THORChain Bare-Metal Validator  —  WireGuard Monitoring

Sometime a WireGuard connection would just stay hanging unresponsive and would require a restart to get back alive. When a VPN connection…

Share
THORChain Bare-Metal Validator  —  WireGuard Monitoring

With the intend of increasing reliability of VPN Tunnel for THORChain Validators, here is a solution to monitor hanging Wireguard connections.

Sometime a WireGuard connection would just stay hanging unresponsive and would require a restart to get back alive. When a VPN connection hang, the Validator become unreachable via the public IP, which result in a display the RPC and BRF column as BAD in dashboards.

Wasn’t able to find the root cause yet, maybe Wireguard doesn’t like having multiple interface at once.

I have created a simple script to monitors network connection every 10min and restart them when required.

Create Script

sudo nano /root/wgcycle.sh

Copy the following, replacing list of IP and Interfaces accordingly:

#!/bin/bash
# This script monitors WireGuard network connection and
# restart service when connection is hagning. By D5Sammy.

declare -A Tunnels
declare Restarts

# Define Network Connections Here
# With the IP at the other end of the WireGuard Tunnel
# and the Name of Wireguard Interface:

Tunnels[10.10.1.1]=wg1
Tunnels[10.10.2.1]=wg2
Tunnels[10.10.3.1]=wg3
Tunnels[10.10.4.1]=wg4

echo "Checking list of ${#Tunnels[*]} tunnels."

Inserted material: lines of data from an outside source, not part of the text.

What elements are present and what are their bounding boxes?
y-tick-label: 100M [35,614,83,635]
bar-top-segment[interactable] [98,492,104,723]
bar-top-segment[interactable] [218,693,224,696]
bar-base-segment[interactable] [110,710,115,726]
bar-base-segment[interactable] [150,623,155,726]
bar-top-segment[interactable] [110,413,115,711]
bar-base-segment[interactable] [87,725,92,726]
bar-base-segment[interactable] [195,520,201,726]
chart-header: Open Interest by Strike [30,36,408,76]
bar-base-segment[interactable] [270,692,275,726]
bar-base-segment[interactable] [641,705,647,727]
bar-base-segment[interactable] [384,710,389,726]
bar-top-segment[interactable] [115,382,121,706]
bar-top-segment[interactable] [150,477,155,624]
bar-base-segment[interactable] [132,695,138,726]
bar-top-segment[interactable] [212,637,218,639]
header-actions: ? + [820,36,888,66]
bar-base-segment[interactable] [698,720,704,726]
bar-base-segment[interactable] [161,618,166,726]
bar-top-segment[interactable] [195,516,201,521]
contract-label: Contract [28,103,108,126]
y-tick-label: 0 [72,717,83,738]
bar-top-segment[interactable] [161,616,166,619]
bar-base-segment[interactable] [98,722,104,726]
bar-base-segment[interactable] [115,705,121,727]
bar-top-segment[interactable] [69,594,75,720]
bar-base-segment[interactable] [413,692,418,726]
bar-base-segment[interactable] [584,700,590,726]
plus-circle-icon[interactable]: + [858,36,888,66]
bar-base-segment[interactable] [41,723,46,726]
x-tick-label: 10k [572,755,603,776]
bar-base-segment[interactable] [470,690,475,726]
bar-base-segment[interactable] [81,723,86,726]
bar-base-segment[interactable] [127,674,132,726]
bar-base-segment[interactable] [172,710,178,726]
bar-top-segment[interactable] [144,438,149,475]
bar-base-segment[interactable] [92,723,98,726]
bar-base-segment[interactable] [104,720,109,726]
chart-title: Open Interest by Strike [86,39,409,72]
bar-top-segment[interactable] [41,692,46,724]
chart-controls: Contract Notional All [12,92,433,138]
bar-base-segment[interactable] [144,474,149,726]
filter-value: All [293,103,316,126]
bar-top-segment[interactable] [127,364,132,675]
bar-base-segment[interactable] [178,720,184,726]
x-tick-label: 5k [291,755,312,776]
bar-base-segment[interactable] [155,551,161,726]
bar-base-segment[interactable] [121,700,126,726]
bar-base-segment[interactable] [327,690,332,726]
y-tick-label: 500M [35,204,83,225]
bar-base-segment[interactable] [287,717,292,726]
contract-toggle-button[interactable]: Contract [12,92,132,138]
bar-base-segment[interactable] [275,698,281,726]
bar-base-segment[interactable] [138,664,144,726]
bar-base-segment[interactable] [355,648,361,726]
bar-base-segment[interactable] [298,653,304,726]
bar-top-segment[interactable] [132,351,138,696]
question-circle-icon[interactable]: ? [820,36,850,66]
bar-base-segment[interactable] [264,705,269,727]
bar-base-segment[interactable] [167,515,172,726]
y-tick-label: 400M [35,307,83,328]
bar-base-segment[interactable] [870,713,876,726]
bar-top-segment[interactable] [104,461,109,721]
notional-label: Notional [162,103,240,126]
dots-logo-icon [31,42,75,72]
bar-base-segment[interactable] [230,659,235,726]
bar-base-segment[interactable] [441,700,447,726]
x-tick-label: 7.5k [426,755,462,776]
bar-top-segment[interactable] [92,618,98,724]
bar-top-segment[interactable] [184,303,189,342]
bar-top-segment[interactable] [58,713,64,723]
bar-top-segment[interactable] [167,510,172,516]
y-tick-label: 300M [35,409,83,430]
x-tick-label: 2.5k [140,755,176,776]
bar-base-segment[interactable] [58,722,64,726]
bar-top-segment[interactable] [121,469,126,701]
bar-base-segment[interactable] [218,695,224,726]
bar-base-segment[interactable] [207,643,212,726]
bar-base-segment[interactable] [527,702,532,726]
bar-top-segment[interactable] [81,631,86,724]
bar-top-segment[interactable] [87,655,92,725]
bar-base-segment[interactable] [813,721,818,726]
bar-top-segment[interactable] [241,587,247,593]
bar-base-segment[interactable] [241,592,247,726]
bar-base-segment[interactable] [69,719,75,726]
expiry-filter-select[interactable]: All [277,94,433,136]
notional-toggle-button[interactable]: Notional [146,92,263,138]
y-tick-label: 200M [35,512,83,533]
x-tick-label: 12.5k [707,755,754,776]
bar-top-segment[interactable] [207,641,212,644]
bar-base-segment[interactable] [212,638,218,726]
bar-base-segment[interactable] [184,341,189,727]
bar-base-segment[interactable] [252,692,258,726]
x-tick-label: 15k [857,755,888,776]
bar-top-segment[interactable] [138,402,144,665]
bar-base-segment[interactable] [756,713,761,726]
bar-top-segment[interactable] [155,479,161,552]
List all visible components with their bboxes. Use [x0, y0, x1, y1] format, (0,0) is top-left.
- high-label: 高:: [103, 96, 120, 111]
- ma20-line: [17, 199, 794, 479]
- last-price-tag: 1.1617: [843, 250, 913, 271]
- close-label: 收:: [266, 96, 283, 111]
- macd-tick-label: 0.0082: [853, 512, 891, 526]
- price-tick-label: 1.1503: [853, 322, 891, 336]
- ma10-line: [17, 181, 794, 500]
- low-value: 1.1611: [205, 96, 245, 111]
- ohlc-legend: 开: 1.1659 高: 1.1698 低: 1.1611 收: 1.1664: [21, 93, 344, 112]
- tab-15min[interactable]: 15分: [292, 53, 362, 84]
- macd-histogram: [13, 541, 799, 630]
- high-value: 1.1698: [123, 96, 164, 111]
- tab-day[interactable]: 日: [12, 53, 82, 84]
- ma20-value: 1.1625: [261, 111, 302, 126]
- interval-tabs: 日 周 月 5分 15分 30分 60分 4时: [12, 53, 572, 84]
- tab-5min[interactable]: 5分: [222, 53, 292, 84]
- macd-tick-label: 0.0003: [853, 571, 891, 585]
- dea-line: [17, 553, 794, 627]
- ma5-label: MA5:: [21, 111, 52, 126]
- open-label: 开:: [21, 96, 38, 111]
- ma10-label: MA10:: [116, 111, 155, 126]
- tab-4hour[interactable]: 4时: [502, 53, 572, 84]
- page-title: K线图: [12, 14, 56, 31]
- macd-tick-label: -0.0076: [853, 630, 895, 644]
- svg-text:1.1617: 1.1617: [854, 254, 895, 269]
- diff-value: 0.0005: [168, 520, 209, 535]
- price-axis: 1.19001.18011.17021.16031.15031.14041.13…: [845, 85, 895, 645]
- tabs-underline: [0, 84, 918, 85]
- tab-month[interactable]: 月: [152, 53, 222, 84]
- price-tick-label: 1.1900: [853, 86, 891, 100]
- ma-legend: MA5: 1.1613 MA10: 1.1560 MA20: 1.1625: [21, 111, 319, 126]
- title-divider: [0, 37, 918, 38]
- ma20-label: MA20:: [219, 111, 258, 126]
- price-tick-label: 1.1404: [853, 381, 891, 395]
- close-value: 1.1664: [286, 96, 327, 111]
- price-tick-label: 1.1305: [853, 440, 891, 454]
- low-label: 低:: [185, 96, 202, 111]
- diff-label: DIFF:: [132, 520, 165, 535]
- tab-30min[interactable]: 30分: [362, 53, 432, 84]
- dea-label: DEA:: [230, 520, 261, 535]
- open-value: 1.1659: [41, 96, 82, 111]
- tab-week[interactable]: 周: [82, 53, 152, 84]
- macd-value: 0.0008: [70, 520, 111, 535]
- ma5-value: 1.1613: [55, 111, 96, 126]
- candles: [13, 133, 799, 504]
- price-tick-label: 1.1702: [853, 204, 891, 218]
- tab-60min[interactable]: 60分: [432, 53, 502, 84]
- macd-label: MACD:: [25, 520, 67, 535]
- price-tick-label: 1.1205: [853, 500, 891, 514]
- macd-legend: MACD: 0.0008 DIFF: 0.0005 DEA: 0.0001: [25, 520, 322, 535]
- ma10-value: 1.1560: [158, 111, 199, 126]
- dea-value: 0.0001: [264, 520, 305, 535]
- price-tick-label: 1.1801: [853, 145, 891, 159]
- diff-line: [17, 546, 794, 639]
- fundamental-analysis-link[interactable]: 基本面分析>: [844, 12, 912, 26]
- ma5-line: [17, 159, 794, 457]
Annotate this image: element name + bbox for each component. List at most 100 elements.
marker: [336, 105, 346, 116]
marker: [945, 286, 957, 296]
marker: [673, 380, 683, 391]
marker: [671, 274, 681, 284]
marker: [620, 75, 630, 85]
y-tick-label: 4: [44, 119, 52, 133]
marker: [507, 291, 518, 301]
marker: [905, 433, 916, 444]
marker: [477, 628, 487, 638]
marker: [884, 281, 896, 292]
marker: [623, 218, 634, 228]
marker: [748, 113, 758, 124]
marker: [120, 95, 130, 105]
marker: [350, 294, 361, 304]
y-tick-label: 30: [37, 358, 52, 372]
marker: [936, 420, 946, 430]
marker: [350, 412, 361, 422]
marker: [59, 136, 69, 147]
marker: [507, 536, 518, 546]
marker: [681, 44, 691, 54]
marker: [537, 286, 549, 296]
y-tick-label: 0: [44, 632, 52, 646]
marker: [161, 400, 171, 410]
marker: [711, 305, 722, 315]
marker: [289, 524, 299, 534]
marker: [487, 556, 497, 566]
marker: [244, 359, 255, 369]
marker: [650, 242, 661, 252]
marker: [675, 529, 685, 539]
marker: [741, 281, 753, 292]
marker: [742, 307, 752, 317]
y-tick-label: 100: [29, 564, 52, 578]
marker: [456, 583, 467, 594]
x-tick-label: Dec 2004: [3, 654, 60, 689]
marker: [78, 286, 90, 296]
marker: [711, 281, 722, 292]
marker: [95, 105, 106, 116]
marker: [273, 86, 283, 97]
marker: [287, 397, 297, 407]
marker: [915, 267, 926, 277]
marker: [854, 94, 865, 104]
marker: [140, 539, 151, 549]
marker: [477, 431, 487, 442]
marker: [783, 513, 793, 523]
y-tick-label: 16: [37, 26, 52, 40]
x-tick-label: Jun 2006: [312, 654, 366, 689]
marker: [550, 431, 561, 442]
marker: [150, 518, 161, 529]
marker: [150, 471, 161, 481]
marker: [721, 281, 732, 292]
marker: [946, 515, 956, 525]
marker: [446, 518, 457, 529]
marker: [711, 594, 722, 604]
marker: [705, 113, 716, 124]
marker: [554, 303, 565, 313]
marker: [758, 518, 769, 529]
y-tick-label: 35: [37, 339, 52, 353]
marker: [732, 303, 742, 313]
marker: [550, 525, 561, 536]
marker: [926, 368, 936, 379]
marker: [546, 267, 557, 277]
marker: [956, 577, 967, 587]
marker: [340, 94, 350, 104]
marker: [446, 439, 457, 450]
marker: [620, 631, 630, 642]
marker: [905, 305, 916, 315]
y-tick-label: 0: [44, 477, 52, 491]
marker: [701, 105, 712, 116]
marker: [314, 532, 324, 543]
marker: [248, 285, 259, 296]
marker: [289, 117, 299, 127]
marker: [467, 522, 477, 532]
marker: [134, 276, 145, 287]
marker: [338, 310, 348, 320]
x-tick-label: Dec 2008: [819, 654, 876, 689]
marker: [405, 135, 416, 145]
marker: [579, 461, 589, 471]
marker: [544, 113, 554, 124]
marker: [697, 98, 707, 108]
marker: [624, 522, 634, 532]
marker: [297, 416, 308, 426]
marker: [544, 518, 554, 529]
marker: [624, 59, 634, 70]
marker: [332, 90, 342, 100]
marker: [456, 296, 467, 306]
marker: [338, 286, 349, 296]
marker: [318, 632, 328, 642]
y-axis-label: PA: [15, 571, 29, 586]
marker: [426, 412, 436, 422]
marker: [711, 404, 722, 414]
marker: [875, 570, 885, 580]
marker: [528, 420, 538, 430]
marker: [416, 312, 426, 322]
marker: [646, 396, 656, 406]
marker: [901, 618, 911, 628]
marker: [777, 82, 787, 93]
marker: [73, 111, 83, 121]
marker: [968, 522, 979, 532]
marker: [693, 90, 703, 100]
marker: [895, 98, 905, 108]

for ip in "${!Tunnels[@]}"
do
  inf=${Tunnels[$ip]}
  echo -n "-> Ping $ip on $inf... "

  ping -c 1 $ip > /dev/null

  if [ $? -eq 0 ]; then
    echo "Available!"
  else
    echo -n "Not available... "

    if [[ " ${Restarts[@]} " =~ " ${inf} " ]]; then
      echo "Interface $inf was already restared!"
    else
      echo -n "Restarting $inf... "
      Restarts+=($inf)
      systemctl restart wg-quick@$inf
      echo "Done!"
    fi
  fi
done

echo "Run Completed, ${#Restarts[*]} Restarts Required (${Restarts[@]})."

Make Script Executable

sudo chmod +x /root/wgcycle.sh

Try Script

sudo /root/wgcycle.sh

Result Output should look like this:

Checking list of 4 tunnels.
-> Ping 10.10.1.1 on wg1... Available!
-> Ping 10.10.2.1 on wg2... Available!
-> Ping 10.10.3.1 on wg3... Not available... Restarting wg3... Done!
-> Ping 10.10.4.1 on wg4... Available!
Run Completed, 1 Restarts Required (wg3).

Create Service

sudo nano /etc/systemd/system/wgcycle.service

Copy Following

[Unit]
Description=WireGuard Connection Restarting Service
After=network.target

[Service]
Type=simple
User=root
ExecStart=/root/wgcycle.sh

[Install]
WantedBy=multi-user.target

Create Timer

sudo nano /etc/systemd/system/wgcycle.timer

Copy Following:

[Unit]
Description=WireGuard Connection Restarting Timer

[Timer]
OnCalendar=*:0/10:0

[Install]
WantedBy=timers.target

Operate Service

Starting the Timer

sudo systemctl enable wgcycle.timer
sudo systemctl start wgcycle.timer

Monitoring the Service status

sudo systemctl status wgcycle.timer wgcycle.service

Display Service Logs

journalctl -u wgcycle.service -n 100 --no-pager

Impact of Network Interface change on MicroK8s

By default, Microk8s monitors for any change of network interface and restarts itself whenever it detect an IP change to refresh its certificate, causing all Kube Pods to turn to Unknown State. This cause our Validator to be unresponsive for a few minutes, and can lead to corruption of a chain-daemon. Wireguard Restart does trigger this because it momentarily remove and re-add an IP to the host.

Configure Microk8s to not refresh its certificate so that it doesnt restart every time a Wireguard interface is restarted.

sudo touch /var/snap/microk8s/current/var/lock/no-cert-reissue
kubectl scale deployments --replicas=0 --all -n c0
sudo microk8s stop
sudo microk8s start
kubectl scale deployments --replicas=1 --all -n c0

Hope this help improving node connectivity.